Industry standards evolve at breakneck speed now, so mistakes are inevitable. It doesn’t indicate that you’re uneducated. It simply means you’re human and can’t possibly know everything about everything.
However, how you respond to these mistakes can reveal plenty about your character. Many don’t know how to accept blame or admit errors. Instead, they point the finger at someone else. Own up to what you’ve done, no matter the severity, and learn from the consequences.

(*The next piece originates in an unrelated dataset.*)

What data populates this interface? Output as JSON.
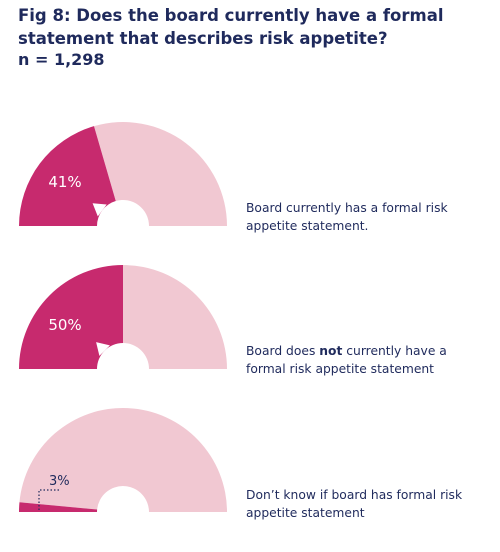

Respect results from the summation of many factors. But those that fail to respect people’s time have yet to master any form of the concept. Such disregard often comes from those in charge, for they neglect to acknowledge the time and effort that goes into the various tasks at hand.
Instead of pushing employees to the brink of madness—and losing some of your best talent in the process—allow them to speak freely and listen to their frustrations when they do. Using such feedback to inform changes will further validate how much you care for your employees, boosting satisfaction and retention.
- Snap Judgment
Many people dress to impress. Others dress to express. Regardless, it’s impossible to judge someone by what they’re wearing, yet we do so regularly. But it only takes one train ride to learn that those in suits often act rude and entitled, while those in plain clothes are usually the most friendly. You don’t always have to dress the best to be the best, so don’t let their stares get you down.
Preconceived notions hinder progress. Millennials can attest to this fact. No matter how hard this demographic works to prove naysayers wrong, Baby Boomers dismiss these efforts by sticking to their assumptions. Not only does this sort of thinking stifle the next generation, but it also impedes growth within the business realm. Don’t assess employees based on what you think you know. Base your evaluation on their performance alone.
Many talk in circles, using terms that nobody understands. Leaders pack sentences with buzzword after buzzword in an attempt to sound like they’re in step with what’s happening in their industry. Ultimately, however, it’s not how you convey your message; it’s what you share that’ll prove your expertise.
- Social Media
Quit obsessing over social media metrics! When you stop to consider how many companies are vying for the same audience’s attention, it’s easy to see that loyalty must be rooted in an effort to promote quality and consistency. If you constantly offer followers content that’s trustworthy and informative, they’ll return time and time again.
- Social Gatherings
Many companies try to force coworkers to bond by planning social gatherings that are supposed to promote togetherness. However, most fail to recognize that, for some, such situations have the opposite effect. For many, it’s downright uncomfortable. But, if you skip one too many of these get-togethers, people chastise you for your “anti-social” behavior.
Once again, people need to pause and look at the situation from the other person’s perspective. Perhaps if we did so more often, we’d improve our collective willingness to listen to and understand those who aren’t exactly like us.